Нюрок ее за это просто обожала, завидовала и говорила, что будь у нее хотя бы одна десятая такого умения переводить в теоретический план и наблюдать за «всем» как бы со стороны, — она считала бы себя самой счастливой женщиной на свете, а главное, научила бы этому умению своего Светлячка.
В ответ Ирина Викторовна думала, что вот сейчас, в образе какого-нибудь шалопая из шестого или седьмого «Б» класса, где-то растет деспот и противный человек, который в свое время загубит судьбу чудной женщины, Светланы Бессоновой, — совершенству никогда ведь не бывает уютно на этом свете; а еще, где-то в глубине души, на зависть и на похвалы Нюрка, она отвечала ей глубочайшим признанием и удивлением; она ведь чувствовала себя перед Нюрком, словно перед Монбланом — нужно было круто-круто запрокидывать лицо, чтобы распознать, что же там, наверху, так ослепительно и недоступно сияет? И — ослепляет?
Но когда нынче Василий Никандрович пришел в отдел, чтобы вручить ей свой бланк-заявку, потом ушел, потом пришел снова и сказал: «А вот еще что забыл сказать», а потом, уходя, еще раз признался: «Может, опять чего-то недосмотрел?», когда это все-таки случилось, причем сразу же после того, как с Ириной Викторовной «произошло все», — все изменилось в отделе информации и библиографии.
Ирина Викторовна почти что слышала грохот: рушился стиль, который она сама годами создавала в отделе. Незримые, но безусловно материальные частицы, частицы любви, до нынешнего дня располагавшиеся в атмосфере комнаты № 475 в определенном порядке и в определенной системе, вдруг пришли в турбулентное движение, пронизывая все одушевленные и неодушевленные предметы. Все в один миг зашло так далеко, что уже ничего нельзя было объяснить никому, даже Нюрку, нельзя было рассеять свои страхи, боязнь и опасения. Уже не было и следа теории этой проблемы, за которую Нюрок так уважала своего шефа, — только одна практика, хаотическая и сумасбродная.
Ирина Викторовна забилась в библиотеку, да так, что даже Нюрок не нашла ее там; за несколько минут до звонка она выскочила на улицу, на автобусную остановку и уехала домой, испытывая небывалый страх: если уж нынешний день был таким, что же будет дальше?

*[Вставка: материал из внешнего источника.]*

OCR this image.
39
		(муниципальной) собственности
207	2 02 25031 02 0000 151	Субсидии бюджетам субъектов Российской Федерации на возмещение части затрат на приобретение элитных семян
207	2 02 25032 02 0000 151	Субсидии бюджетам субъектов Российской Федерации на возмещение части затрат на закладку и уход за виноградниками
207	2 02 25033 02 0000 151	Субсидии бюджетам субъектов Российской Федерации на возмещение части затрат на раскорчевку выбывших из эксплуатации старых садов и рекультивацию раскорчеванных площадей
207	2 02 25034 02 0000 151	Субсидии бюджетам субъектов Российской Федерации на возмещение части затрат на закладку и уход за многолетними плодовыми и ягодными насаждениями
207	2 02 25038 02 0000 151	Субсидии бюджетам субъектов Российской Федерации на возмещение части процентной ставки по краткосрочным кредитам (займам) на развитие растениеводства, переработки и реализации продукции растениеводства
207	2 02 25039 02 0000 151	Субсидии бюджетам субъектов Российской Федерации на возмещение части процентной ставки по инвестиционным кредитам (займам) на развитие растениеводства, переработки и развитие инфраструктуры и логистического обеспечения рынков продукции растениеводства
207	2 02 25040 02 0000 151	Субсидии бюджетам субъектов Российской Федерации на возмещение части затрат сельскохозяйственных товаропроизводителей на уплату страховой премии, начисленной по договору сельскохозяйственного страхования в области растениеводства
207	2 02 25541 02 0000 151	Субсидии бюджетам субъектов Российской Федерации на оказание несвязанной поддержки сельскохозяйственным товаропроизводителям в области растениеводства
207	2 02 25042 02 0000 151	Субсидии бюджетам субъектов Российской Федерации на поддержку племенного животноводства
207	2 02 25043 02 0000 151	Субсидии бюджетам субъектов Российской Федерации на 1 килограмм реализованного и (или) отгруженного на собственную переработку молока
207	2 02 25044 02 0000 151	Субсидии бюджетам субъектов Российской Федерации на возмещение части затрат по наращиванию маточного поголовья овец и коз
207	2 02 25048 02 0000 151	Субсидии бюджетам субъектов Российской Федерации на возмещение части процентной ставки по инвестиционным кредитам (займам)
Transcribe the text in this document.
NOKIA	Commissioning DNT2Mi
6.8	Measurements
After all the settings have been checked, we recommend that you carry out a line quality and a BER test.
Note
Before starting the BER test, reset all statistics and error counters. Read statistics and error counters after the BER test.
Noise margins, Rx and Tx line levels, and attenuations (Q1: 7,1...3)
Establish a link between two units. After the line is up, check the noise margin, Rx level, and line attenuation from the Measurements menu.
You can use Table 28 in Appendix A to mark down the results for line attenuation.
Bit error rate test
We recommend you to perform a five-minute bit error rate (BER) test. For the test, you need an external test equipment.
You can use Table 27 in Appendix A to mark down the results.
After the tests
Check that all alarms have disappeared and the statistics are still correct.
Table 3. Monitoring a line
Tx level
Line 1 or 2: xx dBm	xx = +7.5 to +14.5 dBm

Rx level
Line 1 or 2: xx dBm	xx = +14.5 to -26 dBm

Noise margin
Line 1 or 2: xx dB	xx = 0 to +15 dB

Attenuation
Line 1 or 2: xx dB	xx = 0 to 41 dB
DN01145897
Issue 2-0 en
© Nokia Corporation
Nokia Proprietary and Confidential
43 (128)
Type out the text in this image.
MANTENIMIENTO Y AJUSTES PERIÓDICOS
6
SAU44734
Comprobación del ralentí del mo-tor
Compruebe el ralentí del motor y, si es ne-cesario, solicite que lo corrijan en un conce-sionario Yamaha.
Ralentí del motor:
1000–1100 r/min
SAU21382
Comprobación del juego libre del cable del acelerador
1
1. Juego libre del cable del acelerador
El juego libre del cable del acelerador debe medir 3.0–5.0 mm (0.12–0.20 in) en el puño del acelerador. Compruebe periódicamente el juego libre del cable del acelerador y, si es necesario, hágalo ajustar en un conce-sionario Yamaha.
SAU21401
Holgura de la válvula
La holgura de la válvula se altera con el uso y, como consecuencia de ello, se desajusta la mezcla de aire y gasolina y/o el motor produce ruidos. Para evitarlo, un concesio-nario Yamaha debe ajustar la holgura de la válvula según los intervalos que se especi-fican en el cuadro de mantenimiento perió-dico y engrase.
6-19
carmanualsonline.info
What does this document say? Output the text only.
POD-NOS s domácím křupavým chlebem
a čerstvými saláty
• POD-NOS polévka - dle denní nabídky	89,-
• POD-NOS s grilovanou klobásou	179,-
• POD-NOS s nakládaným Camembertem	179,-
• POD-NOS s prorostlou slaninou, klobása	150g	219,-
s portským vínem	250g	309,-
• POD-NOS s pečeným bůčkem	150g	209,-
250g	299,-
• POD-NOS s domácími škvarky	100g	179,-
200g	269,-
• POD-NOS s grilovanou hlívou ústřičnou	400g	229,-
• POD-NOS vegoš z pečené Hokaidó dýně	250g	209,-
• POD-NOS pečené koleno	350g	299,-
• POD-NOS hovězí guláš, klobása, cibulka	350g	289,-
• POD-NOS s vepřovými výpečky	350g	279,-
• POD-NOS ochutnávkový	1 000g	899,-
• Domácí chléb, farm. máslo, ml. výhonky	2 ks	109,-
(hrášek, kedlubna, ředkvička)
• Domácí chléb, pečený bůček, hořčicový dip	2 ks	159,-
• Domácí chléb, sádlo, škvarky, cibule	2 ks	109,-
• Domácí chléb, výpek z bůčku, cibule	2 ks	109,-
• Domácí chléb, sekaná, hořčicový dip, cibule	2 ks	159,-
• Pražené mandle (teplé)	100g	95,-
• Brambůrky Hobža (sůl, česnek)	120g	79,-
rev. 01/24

А между тем неделя прошла как неделя. И другая неделя — тоже как неделя. Потом прошел месяц, начался второй, начался конец зимы, дни стали очень заметно прибывать, Аркашка стал мечтать о весенних и чуть ли не о летних каникулах, а Ирину Викторовну стали вызывать в школу, чтобы делать ей серьезные и самые серьезные предупреждения в отношении Аркашки. Однако в комнате № 475 ничего больше не происходило. Ничего такого особенного...
Ирина Викторовна стала подумывать: ну, если «произошло все», так, может быть, уже нечему больше происходить?
Впрочем, она не только думала так, а еще и совершенно иначе, совсем по-другому, но только сама не знала, как же все-таки она думает?
Чего-то она теперь всегда ждала на работе, в комнате № 475, — очень отчетливо, тревожно, конкретно, ну, вот так же примерно, как иной раз приходилось ей ждать Аркашку, когда он задерживался в музыкальном кружке или у своего друга-филателиста: вот Аркашка поднимается на лифте, вот проходит по лестничной площадке, вот звонит в дверь... Все так и есть: и поднимается, и проходит, и звонит, но только не Аркашка, а соседский молодой человек, и не в твою, а в свою собственную квартиру. Очень конкретное и явственное ожидание.
Ей становилось грустно, и она знала — от чего грусть: от того, что годы уже прошли, молодость прошла и нет никаких признаков, что она вернется, от того, что вместо чувств, естественных и определенных, ей досаждают мысли, рассуждения и бесконечные ассоциации, которые теснят ее самое, ее жизнь, ее готовность к жизни, снедают жалкий остаток женской судьбы.
Иногда становилось радостно, но вот тут она уже не знала, от чего радость: от того ли, что впереди ее ждет что-то очень трудное и все-таки посильное, или от того, что ничего ее уже не ждет, и она свободна от своего будущего, и нет у нее никаких тревог и забот — как хорошо?!
Мансуров-Курильский удивлялся и так, и этак, — то говорил, чтобы она немедленно прошла все этапы диспансеризации, то упрекал в легкомыслии:
— Скажи на милость, мать, что ты хохочешь? Как девчонка?